Bernard Jumelle devant la Résidence de l’Hôtel-de-Ville

En 1962 Bernard Jumelle intègre le Cabinet d’architecture d’Emmanuel Maes. Ce dernier est spécialisé dans les immeubles qualitatifs, tels que les résidences privées ou immeubles de bureaux du secteur Roubaix-Tourcoing. C’est aussi l’architecte attitré de la Faculté Catholique de Lille. Bientôt il va s’associer avec Luc Maillard. « C’était l’un des plus gros cabinets d’Architecture de la Région. Nous étions vingt-trois personnes à travailler, rue d’Esquermes, à Lille, chez Maes-Maillard », raconte Bernard Jumelle. « J’étais le seul à avoir les mêmes diplômes que mes patrons, alors je dessinais beaucoup de projets. » L’un des bons clients de la société était le CIL (Comité Interprofessionnel du Logement). D’ailleurs, un des premiers projets qu’a mené à bien Bernard Jumelle dans son nouvel emploi, a été celui de concevoir l’immeuble du CIL de Lille. Le CIL construisait des immeubles plus qualitatifs que ceux des HLM. C’est ainsi qu’au tout début des années 1970, Maes-Maillard, décide de participer à un concours dédié à ce type d’habitat qualitatif, organisé par le ministère de la Construction, très puissant alors dans le secteur du bâtiment. Le projet est aussitôt confié à Bernard Jumelle qui se met à la planche à dessin : « L’idée, c’était de concevoir un immeuble-type dans la gamme de ceux que construisait les CIL qui puisse être décliné sur l’ensemble du territoire français. » C’était un concours « Architecte-Entreprise »,c’est-à-dire ouvert à une association d’un cabinet d’Architecture (en l’occurrence, Maes-Maillard) et d’une entreprise de BTP (Ferret-Savinel : une entreprise de Roubaix). 

Le projet « Lynx » de Maes-Maillard et Ferret-Savinel

« Un beau jour sachant que j’avais terminé, Emmanuel Maes me dit d’en préparer une copie car quelqu’un de Ferret-Savinel doit passer ce soir. Il aura besoin d’un double pour travailler ». L’architecte se souvient encore comme si c’était hier du premier contact avec son binôme. « Je vois arriver un grand et beau jeune homme, très dynamique. Il venait tout juste de sortir de Polytechnique. C’était Bernard Arnault, le fils de Jean, le patron de Ferret-Savinel. » L’entente entre les deux hommes, va être excellente et le projet va faire plusieurs aller-retours entre Lille et Roubaix pour se perfectionner. C’était un immeuble en béton coulé sur place avec les éléments de façade préfabriqués. Bernard Arnault avait appelé le projet « Modèle Lynx », ce qui en imposait dans les réunions avec l’Administration. Fin prêts, les deux Bernards prennent la route pour présenter le projet aux représentants du ministère de la Construction ! 

Perspective cavalière du projet ,destinée à séduire le client.
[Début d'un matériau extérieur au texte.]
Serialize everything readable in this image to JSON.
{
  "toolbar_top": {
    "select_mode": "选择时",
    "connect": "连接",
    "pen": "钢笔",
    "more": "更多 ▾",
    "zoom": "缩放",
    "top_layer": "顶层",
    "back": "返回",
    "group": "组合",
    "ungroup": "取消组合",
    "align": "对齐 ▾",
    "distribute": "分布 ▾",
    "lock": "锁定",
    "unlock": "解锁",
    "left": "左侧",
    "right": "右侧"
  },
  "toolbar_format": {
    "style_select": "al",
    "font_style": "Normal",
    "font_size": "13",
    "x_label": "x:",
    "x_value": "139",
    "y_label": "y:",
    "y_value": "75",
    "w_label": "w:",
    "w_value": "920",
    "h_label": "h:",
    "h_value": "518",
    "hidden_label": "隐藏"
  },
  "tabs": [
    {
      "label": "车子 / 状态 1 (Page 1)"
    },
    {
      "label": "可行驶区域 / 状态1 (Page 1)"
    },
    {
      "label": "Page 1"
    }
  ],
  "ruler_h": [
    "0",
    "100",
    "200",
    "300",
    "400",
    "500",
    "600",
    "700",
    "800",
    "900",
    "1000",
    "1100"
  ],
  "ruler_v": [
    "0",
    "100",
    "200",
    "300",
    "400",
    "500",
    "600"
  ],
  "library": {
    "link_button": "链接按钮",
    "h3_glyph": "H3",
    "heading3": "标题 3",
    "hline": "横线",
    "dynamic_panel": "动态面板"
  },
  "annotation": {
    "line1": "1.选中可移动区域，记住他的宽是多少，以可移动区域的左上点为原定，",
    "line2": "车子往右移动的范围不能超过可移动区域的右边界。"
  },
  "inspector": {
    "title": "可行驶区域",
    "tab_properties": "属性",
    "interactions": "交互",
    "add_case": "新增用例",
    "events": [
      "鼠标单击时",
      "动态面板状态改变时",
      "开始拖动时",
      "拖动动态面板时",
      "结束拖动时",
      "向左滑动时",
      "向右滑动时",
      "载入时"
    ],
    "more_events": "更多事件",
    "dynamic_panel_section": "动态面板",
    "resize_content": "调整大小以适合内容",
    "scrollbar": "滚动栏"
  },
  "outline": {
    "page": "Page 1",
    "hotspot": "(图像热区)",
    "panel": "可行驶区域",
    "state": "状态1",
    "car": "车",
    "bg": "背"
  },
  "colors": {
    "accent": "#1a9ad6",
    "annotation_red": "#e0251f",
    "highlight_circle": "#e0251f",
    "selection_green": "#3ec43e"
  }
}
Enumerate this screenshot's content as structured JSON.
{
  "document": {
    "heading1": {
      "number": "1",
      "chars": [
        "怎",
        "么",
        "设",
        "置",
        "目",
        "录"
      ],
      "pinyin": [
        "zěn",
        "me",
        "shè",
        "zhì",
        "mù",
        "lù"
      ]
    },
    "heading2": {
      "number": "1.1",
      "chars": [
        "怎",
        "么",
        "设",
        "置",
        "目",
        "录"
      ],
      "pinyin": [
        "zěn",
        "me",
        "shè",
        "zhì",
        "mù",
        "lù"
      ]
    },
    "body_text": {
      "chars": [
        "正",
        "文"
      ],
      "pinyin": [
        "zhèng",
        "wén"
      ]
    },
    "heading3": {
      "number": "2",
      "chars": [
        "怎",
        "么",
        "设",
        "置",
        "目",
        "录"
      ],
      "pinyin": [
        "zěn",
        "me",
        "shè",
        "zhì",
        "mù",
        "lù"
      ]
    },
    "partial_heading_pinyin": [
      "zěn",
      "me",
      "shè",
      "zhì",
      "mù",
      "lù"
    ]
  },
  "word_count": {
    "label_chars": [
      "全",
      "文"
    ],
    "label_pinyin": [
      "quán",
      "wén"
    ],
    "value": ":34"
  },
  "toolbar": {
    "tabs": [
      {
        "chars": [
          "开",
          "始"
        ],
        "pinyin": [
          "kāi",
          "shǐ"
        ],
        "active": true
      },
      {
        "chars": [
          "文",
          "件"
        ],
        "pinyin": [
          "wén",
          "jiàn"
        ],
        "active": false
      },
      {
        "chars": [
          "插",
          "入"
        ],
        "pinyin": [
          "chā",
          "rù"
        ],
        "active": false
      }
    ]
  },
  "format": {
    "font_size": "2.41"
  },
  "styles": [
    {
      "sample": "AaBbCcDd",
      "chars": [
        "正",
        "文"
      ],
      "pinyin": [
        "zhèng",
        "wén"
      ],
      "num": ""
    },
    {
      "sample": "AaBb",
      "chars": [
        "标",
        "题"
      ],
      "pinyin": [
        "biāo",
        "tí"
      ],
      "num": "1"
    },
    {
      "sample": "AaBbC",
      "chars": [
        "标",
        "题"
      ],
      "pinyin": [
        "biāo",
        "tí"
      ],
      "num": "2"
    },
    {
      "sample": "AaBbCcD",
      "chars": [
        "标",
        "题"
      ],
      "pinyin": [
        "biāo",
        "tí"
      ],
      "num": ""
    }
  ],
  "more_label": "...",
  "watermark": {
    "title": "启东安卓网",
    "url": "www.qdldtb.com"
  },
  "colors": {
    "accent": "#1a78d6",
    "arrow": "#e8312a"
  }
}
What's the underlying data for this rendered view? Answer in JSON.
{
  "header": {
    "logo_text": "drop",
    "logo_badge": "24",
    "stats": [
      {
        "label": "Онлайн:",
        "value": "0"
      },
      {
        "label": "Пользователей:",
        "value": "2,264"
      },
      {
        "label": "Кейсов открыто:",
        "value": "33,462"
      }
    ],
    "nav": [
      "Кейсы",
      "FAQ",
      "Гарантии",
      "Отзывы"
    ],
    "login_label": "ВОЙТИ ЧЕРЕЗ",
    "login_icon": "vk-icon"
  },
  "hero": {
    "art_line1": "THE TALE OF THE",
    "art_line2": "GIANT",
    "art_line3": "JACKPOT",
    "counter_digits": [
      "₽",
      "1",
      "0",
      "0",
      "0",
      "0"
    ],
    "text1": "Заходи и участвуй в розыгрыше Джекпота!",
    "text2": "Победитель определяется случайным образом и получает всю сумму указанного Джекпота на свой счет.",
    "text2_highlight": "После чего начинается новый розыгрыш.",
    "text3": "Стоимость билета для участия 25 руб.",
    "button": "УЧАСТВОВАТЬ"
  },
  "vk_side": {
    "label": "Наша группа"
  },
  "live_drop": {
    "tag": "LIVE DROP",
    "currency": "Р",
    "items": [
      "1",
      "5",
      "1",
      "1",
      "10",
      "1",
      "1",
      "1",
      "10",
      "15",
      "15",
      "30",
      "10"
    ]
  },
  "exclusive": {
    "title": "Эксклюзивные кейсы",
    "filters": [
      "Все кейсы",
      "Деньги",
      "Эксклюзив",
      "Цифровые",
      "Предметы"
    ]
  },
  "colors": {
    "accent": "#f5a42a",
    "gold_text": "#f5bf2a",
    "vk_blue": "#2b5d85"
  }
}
La présentation se passe plutôt bien. « Au bout de quelques semaines, Emmanuel Maes, m’apprend que c’est nous qui avions gagné le concours.  On va construire un immeuble d’après ces plans, dans la Métropole, à Mons-en-Baroeul. C’est une parcelle « hors-ZUP », avait-il précisé. Le terrain se situait face au projet Chomette, la résidence de l’Europe en construction et dans le prolongement d’un terrain qu’il devait accueillir le futur Hôtel-de-ville. »Cette situation particulière va générer quelques contraintes. On va abaisser l’immeuble par rapport au plan d’origine pour qu’il soit de même hauteur que l’Hôtel de ville voisin, tel quil était prévu. Mais, plus tard, l’immeuble en question sera construit avec deux étages supplémentaires de telle sorte que la « Résidence de l’Hôtel-de-Ville»est désormais plus basse que le bâtiment municipal. Henri Chomette va aussi demander que les éléments de façade de la « Résidence de l’Hôtel de Ville » soient symétriques de ceux de « l’Europe »,située de l’autre côté de l’avenue. Il fallut fabriquer des moules spéciaux, rien que pour cet immeuble… mais ce fut fait. Bernard Jumelle poussa même le luxe jusqu’à dessiner des poteaux de soutien identiques à ceux du bâtiment d’en face. 

« À Mons, c’est le seul immeuble de ce type, mais, il en existe plein d’autres comme par exemple celui de Fives, rue Vantroyen »s’amuse, un brin philosophe, Bernard Jumelle. «De temps en temps, lorsque je me promène en France, j’en découvre un nouveau ! Je dis souvent les petits-enfants : « Si je touchais des royalties sur tous les immeubles que j’ai dessiné, J’aurais un yacht et un château ! »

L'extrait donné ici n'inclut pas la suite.